Audit de souveraineté numérique : méthode et grille d'évaluation
Comment mesurer concrètement votre exposition aux risques de dépendance numérique — cloud, SaaS, IA — et prioriser les actions correctives selon votre contexte métier et réglementaire.
Avant de réduire une dépendance numérique, encore faut-il la mesurer. C'est l'objet d'un audit de souveraineté numérique : établir un état des lieux factuel de vos dépendances technologiques, évaluer les risques associés, et définir une feuille de route réaliste.
La grille couvre trois périmètres. L'hébergement et le cloud : quelles données sont chez quels prestataires ? Ces prestataires sont-ils soumis à des lois extraterritoriales (CLOUD Act, FISA) ? Disposez-vous de clauses de portabilité et de réversibilité ? Les applications et SaaS : quelle part de votre stack critique repose sur des éditeurs non-européens ? Existe-t-il des alternatives qualifiées (SecNumCloud, C5, EUCS) ? L'IA et les modèles : où sont traités vos prompts et vos données ? Quelles garanties de confidentialité vis-à-vis des LLM ?

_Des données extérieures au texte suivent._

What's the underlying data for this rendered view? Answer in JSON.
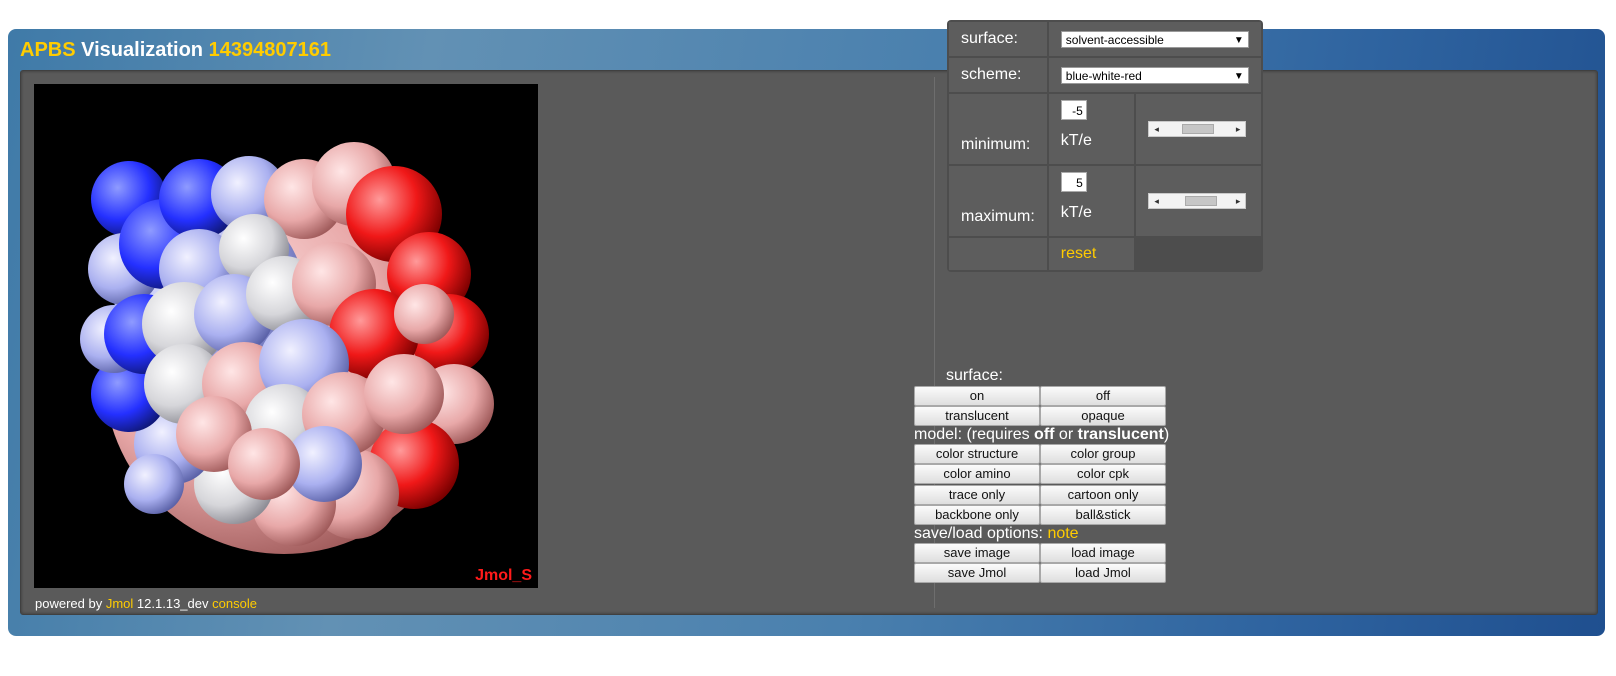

Techniquement, l'audit implique une cartographie des flux réseau sortants (DPI ou analyse des logs DNS/proxy), une revue des contrats et SLA, et une analyse des configurations IAM. Stratégiquement, il s'agit de croiser les risques identifiés avec la criticité métier pour prioriser — ne pas tout migrer, mais migrer ce qui compte.
L'Observatoire de la souveraineté numérique, lancé en 2025, publie désormais des métriques nationales de dépendance. Elles constituent un référentiel utile pour contextualiser votre propre exposition.